Given all that, does everyone still think it is desirable for ManifoldCF to 
build Solr components itself?  The alternative would be a Solr contrib module, 
which I'd be very happy with.  To me, it is the obvious choice if you want a 
straightforward overall user experience.  The underlying http-based protocol 
that the component will need to use is well-defined, quite complete, and is 
unlikely to change.


  
> ManifoldCF SearchComponent plugin for enforcing ManifoldCF security at search 
> time
> ----------------------------------------------------------------------------------
>
>                 Key: SOLR-1895
>                 URL: https://issues.apache.org/jira/browse/SOLR-1895
>             Project: Solr
>          Issue Type: New Feature
>          Components: SearchComponents - other
>            Reporter: Karl Wright
>              Labels: document, security, solr
>             Fix For: 3.5, 4.0
>
>         Attachments: LCFSecurityFilter.java, LCFSecurityFilter.java, 
> LCFSecurityFilter.java, LCFSecurityFilter.java, 
> SOLR-1895-service-plugin.patch, SOLR-1895-service-plugin.patch, 
> SOLR-1895.patch, SOLR-1895.patch, SOLR-1895.patch, SOLR-1895.patch, 
> SOLR-1895.patch, SOLR-1895.patch
>
>
> I've written an LCF SearchComponent which filters returned results based on 
> access tokens provided by LCF's authority service.  The component requires 
> you to configure the appropriate authority service URL base, e.g.:
>   <!-- LCF document security enforcement component -->
>   <searchComponent name="lcfSecurity" class="LCFSecurityFilter">
>     <str 
> name="AuthorityServiceBaseURL">http://localhost:8080/lcf-authority-service</str>
>   </searchComponent>
> Also required are the following schema.xml additions:
>    <!-- Security fields -->
>    <field name="allow_token_document" type="string" indexed="true" 

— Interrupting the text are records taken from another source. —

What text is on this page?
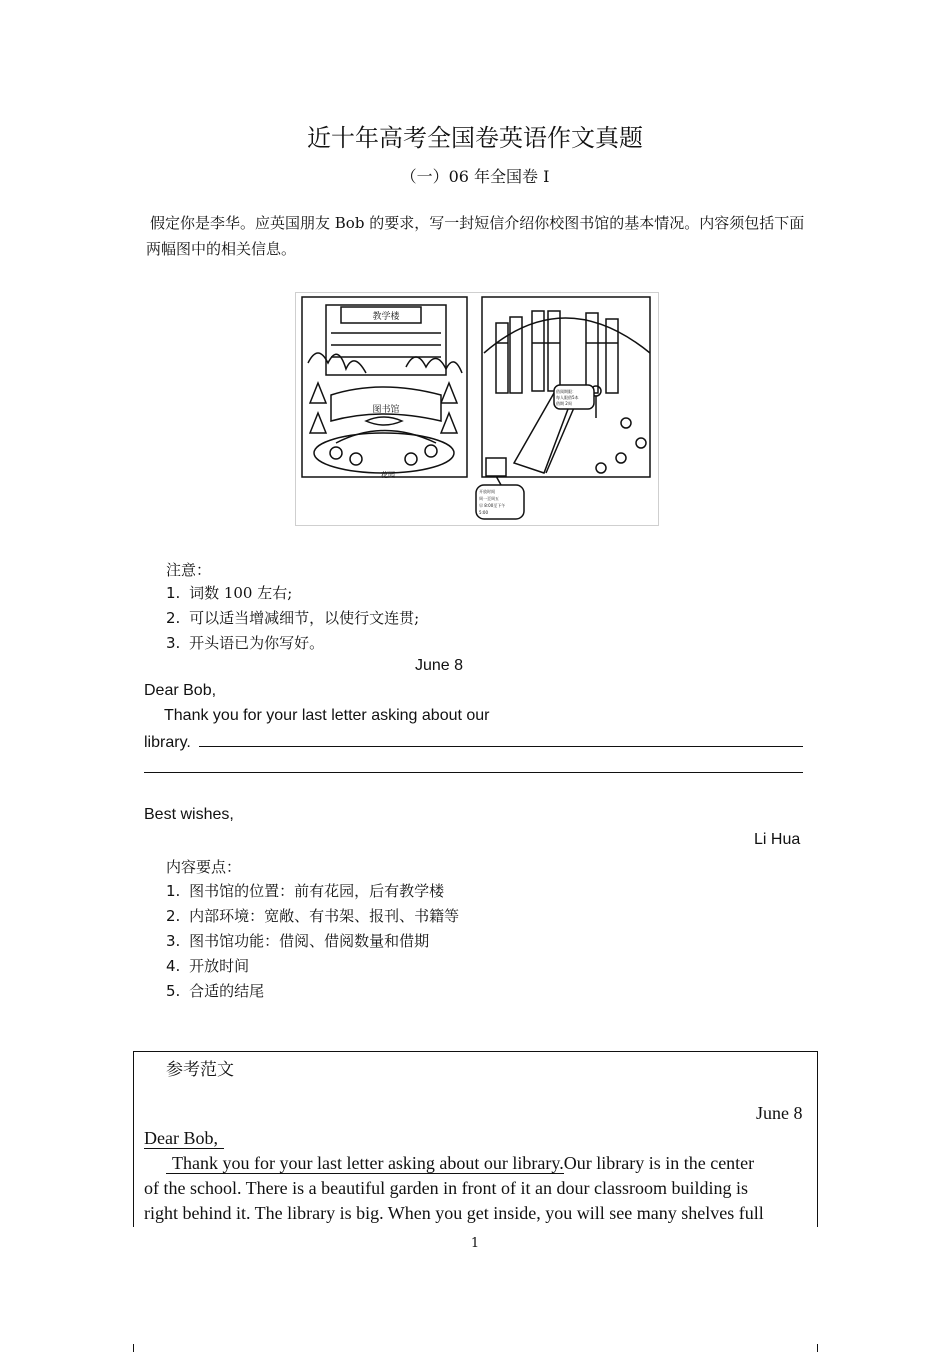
近十年高考全国卷英语作文真题
（一）06 年全国卷 I
假定你是李华。应英国朋友 Bob 的要求，写一封短信介绍你校图书馆的基本情况。内容须包括下面两幅图中的相关信息。
教学楼
图书馆
花园
借阅期限：
每人限借5本
借期 2周
开放时间
周一至周五
早 8:00至下午
5:00
注意：
1. 词数 100 左右;
2. 可以适当增减细节，以使行文连贯;
3. 开头语已为你写好。
June 8
Dear Bob,
Thank you for your last letter asking about our
library.
Best wishes,
Li Hua
内容要点：
1. 图书馆的位置：前有花园，后有教学楼
2. 内部环境：宽敞、有书架、报刊、书籍等
3. 图书馆功能：借阅、借阅数量和借期
4. 开放时间
5. 合适的结尾
参考范文
June 8
Dear Bob,
Thank you for your last letter asking about our library.Our library is in the center
of the school. There is a beautiful garden in front of it an dour classroom building is
right behind it. The library is big. When you get inside, you will see many shelves full
1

> stored="false" multiValued="true"/>
>    <field name="deny_token_document" type="string" indexed="true" 
> stored="false" multiValued="true"/>
>    <field name="allow_token_share" type="string" indexed="true" 

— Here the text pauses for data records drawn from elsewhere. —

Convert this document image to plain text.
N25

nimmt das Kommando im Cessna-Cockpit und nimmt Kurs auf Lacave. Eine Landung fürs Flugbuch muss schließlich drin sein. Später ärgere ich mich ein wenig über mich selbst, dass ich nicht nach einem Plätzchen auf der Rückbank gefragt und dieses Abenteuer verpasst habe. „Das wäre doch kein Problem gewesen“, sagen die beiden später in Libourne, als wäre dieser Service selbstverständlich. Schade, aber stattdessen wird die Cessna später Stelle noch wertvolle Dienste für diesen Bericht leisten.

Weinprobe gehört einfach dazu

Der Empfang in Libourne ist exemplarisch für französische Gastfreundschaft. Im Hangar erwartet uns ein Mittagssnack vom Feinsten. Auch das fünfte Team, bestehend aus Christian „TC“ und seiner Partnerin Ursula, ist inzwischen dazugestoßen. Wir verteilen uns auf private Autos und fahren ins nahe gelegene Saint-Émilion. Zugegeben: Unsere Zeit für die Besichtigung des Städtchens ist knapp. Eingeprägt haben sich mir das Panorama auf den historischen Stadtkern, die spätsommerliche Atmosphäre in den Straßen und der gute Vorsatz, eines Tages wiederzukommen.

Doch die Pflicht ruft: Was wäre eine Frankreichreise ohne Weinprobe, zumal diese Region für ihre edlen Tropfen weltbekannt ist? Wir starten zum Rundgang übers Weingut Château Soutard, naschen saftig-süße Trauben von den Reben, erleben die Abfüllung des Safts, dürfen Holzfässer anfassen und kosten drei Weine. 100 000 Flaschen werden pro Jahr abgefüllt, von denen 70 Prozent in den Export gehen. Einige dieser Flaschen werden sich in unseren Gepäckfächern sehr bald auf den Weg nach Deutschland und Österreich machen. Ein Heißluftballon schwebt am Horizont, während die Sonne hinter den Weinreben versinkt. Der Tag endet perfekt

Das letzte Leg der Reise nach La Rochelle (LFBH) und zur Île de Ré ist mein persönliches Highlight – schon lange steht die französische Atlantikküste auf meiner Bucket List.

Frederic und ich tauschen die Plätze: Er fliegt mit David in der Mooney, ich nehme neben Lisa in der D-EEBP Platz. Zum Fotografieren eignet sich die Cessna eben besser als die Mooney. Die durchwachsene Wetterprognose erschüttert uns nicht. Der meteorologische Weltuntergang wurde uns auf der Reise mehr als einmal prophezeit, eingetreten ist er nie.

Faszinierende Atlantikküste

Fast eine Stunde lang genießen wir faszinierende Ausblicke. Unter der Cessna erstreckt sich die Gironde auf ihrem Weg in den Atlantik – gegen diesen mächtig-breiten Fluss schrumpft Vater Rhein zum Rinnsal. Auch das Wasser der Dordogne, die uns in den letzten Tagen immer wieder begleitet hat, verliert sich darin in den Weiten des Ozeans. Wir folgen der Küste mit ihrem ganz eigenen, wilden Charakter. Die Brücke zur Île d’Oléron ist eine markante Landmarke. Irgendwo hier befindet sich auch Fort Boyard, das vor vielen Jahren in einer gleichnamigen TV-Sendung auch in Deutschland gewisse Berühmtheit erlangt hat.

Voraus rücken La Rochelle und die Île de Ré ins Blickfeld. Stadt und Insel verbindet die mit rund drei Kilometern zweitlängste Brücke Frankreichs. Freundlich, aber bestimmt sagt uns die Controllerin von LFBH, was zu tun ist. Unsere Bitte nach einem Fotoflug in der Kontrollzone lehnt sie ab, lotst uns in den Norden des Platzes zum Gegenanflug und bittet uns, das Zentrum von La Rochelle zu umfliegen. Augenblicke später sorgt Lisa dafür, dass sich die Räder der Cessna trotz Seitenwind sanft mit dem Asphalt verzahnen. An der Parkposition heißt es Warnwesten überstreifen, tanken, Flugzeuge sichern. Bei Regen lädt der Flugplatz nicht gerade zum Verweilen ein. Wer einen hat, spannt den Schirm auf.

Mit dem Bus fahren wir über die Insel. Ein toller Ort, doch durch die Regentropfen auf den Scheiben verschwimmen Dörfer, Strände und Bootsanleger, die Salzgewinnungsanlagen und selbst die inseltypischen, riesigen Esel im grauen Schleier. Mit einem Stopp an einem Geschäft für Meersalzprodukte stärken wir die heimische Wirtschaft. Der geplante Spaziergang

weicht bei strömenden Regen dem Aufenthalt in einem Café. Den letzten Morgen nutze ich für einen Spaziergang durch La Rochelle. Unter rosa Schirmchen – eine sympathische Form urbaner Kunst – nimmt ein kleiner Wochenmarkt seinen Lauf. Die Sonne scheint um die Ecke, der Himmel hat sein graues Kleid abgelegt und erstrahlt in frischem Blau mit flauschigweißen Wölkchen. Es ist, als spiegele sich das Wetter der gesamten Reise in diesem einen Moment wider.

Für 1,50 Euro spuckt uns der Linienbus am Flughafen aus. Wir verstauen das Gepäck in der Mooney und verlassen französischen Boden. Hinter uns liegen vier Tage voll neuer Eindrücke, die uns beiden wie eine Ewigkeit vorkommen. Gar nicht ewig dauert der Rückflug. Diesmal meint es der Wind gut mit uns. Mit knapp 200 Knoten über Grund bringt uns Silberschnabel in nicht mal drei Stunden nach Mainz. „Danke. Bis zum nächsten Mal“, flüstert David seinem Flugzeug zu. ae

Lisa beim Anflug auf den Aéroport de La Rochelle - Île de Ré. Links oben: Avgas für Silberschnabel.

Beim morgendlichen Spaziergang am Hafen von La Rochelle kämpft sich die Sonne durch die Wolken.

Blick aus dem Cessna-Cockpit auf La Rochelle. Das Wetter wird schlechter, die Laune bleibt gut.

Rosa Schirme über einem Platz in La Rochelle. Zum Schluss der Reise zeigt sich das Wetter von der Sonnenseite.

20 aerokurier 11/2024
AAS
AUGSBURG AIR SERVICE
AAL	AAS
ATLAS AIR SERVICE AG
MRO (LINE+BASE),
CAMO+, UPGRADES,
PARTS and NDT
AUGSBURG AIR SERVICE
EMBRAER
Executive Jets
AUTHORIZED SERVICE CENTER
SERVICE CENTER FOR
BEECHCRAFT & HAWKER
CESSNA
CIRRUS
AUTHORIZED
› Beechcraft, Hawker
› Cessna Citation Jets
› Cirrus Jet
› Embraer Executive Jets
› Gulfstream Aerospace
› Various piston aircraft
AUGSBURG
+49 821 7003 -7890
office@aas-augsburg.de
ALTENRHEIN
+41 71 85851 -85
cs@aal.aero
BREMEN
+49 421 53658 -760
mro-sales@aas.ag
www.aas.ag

> stored="false" multiValued="true"/>
>    <field name="deny_token_share" type="string" indexed="true" stored="false" 
> multiValued="true"/>
> Finally, to tie it into the standard request handler, it seems to need to run 
> last:
>   <requestHandler name="standard" class="solr.SearchHandler" default="true">
>     <arr name="last-components">
>       <str>lcfSecurity</str>
>     </arr>
> ...
> I have not set a package for this code.  Nor have I been able to get it 
> reviewed by someone as conversant with Solr as I would prefer.  It is my 
> hope, however, that this module will become part of the standard Solr 1.5 
> suite of search components, since that would tie it in with LCF nicely.